Jeff Zients, coordinator of the Covid-19 response (appointee)
“I’m not a doctor or a public health expert. In fact, we’ve got the best ones in the world on this team. But I do know management and execution. And the key part of the role you’ve asked me to take on is the last part. Coordinator. It’s about empowering experts, developing a culture of teamwork and maintaining a focus on strategy and execution. It’s knowing that leadership requires expertise, transparency and prioritization. It also requires trust, truth and integrity. To the American people, that’s what this team will provide.”
“We will utilize the full capacity of the federal government to get this pandemic under control. To harness and examine the date to expand testing, to deliver equipment and PPE to those on the front lines, to provide resources for schools and businesses to operate safely. To address the racial disparities and inequities of this pandemic. To rejoin the global fight against Covid-19, because no one is safe until everyone is safe. And with our collective expertise, we will oversee the rollout of the vaccine, which as the President-elect said, will be one of the greatest operational challenges our country has ever faced.”
Becerra, who is the first Latino to serve as California’s attorney general, has been a chief defender of the Affordable Care Act in court. As the Trump administration and a coalition of Republican state attorneys general fight to invalidate the landmark health reform law, Becerra has led a group of Democratic attorneys general arguing that the law remains valid. Becerra served 12 terms in Congress as a member of the US House of Representatives and held several leadership posts, including the chair of the House Democratic Caucus, the chair of the Congressional Hispanic Caucus and the ranking member of the Ways and Means Subcommittee on Social Security
Murthy, a doctor of internal medicine, served as US surgeon general during the Obama administration from 2014 to 2017. In the role, Murthy helped lead the national response to the Ebola and Zika viruses and the opioid crisis. Murthy was part of Biden’s public health advisory committee when the pandemic first took hold in the US and has been serving as a co-chair of the President-elect’s Covid-19 advisory board during the transition.
Fauci has a lengthy career serving under six presidents from both parties, and is a leading member of President Donald Trump’s White House coronavirus task force.

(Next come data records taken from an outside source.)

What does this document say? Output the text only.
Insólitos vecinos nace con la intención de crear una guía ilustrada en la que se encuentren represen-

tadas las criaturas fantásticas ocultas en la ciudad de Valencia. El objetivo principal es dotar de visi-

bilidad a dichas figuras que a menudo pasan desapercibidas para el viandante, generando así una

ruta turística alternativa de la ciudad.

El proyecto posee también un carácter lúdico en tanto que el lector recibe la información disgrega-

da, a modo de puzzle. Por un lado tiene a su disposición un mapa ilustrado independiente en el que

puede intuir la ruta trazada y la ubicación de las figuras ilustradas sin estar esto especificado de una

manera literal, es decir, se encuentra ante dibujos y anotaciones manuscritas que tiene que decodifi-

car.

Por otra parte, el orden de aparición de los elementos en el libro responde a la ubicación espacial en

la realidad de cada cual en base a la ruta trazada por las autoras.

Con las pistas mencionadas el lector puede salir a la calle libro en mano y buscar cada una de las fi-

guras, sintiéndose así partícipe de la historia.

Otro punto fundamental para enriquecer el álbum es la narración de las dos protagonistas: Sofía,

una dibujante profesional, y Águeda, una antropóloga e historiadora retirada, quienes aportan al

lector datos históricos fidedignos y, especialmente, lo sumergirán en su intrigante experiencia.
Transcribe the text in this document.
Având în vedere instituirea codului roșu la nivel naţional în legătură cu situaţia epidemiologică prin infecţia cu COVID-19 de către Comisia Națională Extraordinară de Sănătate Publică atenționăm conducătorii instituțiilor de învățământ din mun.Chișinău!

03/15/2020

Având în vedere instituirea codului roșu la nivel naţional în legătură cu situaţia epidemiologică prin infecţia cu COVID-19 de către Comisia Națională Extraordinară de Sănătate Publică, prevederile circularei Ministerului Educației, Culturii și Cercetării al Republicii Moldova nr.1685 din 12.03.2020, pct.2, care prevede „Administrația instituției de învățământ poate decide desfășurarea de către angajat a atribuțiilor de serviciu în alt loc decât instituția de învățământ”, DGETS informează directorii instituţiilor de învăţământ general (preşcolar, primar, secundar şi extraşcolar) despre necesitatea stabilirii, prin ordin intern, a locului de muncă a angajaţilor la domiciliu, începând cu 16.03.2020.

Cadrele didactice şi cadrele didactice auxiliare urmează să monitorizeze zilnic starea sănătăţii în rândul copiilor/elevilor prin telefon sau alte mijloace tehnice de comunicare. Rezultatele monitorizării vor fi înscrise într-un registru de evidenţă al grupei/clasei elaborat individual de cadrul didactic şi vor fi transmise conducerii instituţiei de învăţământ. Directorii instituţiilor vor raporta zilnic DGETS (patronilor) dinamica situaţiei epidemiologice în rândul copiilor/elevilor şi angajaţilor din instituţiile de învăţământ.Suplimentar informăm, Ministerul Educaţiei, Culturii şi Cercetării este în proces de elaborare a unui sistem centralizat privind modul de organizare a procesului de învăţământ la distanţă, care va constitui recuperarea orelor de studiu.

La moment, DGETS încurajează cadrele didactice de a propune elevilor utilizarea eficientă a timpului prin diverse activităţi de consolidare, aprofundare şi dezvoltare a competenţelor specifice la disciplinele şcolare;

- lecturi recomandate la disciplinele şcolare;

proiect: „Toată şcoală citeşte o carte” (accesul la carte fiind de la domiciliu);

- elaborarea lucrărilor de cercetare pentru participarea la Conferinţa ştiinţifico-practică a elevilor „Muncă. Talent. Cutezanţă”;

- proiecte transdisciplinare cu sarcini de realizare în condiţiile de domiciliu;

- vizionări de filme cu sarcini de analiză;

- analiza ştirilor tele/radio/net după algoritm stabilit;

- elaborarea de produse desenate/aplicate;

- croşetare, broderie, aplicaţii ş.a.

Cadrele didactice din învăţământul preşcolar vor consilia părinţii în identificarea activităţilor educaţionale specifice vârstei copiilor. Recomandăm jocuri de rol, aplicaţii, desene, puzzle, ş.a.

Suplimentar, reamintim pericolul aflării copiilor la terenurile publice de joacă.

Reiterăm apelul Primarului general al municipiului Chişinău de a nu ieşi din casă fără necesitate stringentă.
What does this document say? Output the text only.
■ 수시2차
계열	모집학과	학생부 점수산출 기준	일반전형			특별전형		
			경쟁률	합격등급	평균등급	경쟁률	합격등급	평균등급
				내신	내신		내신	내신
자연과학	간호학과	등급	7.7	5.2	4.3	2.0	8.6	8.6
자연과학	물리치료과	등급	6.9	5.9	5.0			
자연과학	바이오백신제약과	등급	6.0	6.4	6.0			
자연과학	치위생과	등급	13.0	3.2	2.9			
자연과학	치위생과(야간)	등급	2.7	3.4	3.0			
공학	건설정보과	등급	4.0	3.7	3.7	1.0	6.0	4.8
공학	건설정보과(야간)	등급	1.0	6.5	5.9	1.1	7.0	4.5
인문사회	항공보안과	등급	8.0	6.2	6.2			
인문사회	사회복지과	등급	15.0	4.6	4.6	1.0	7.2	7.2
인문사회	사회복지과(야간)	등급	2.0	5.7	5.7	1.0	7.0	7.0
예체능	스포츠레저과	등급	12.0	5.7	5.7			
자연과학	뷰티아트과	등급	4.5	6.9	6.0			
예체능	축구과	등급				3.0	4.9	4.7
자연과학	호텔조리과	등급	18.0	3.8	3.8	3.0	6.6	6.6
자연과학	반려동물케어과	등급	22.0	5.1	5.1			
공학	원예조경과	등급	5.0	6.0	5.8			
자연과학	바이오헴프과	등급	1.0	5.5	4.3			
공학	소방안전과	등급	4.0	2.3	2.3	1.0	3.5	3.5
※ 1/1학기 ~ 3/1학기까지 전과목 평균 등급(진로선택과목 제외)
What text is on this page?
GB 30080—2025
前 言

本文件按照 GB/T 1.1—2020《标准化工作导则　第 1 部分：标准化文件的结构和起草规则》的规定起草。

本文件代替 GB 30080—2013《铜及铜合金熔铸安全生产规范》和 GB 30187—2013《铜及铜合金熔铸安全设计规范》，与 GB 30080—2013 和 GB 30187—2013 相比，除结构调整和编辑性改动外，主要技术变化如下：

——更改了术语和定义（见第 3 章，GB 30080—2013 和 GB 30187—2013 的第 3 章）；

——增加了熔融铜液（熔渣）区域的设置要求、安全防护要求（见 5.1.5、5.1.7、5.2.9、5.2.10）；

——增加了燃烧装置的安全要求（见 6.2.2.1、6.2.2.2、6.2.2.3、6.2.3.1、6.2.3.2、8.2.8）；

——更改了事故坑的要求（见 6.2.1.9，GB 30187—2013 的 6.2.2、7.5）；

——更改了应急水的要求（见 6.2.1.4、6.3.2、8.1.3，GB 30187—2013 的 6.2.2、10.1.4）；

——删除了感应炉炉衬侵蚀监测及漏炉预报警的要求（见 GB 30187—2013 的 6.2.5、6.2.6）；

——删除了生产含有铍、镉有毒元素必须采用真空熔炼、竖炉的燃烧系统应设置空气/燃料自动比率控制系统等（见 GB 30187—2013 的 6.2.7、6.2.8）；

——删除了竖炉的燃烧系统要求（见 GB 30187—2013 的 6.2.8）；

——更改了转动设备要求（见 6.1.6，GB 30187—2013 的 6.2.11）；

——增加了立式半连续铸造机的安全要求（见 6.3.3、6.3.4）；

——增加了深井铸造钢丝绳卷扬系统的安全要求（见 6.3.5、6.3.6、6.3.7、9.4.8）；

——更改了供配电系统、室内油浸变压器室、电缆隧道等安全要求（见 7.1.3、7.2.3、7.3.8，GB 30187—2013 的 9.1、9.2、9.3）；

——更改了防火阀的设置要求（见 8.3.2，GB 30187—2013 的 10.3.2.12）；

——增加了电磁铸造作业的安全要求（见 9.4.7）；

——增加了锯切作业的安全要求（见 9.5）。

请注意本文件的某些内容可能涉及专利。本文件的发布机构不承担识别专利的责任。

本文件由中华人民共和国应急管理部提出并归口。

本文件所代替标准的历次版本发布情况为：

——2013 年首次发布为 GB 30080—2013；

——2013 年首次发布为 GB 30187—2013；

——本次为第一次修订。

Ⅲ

He has served as the director of the National Institute of Allergy and Infectious Diseases since 1984.
Zients was a top economic adviser under Obama and is a co-chair of Biden’s transition team. Zients is credited with reviving the Obamacare enrollment website, Healthcare.gov, which was plagued with issues and crashed shortly after its launch in 2013.
Quillian was deputy campaign manager for Biden’s presidential campaign and is a former White House and Pentagon senior adviser. She served all eight years in the Obama administration and helped coordinate the interagency response to the opioid epidemic.
Walensky is a physician and is the chief of the infectious diseases division at Massachusetts General Hospital and is also a professor of medicine at Harvard Medical School.
Nunez-Smith, a co-chair of Biden’s transition team, serves as an associate professor of medicine, public health, and management and associate dean for health equity research at the Yale School of Medicine. She is the founding director of Yale’s Equity Research and Innovation Center, which is focused on addressing inequities in health and health care.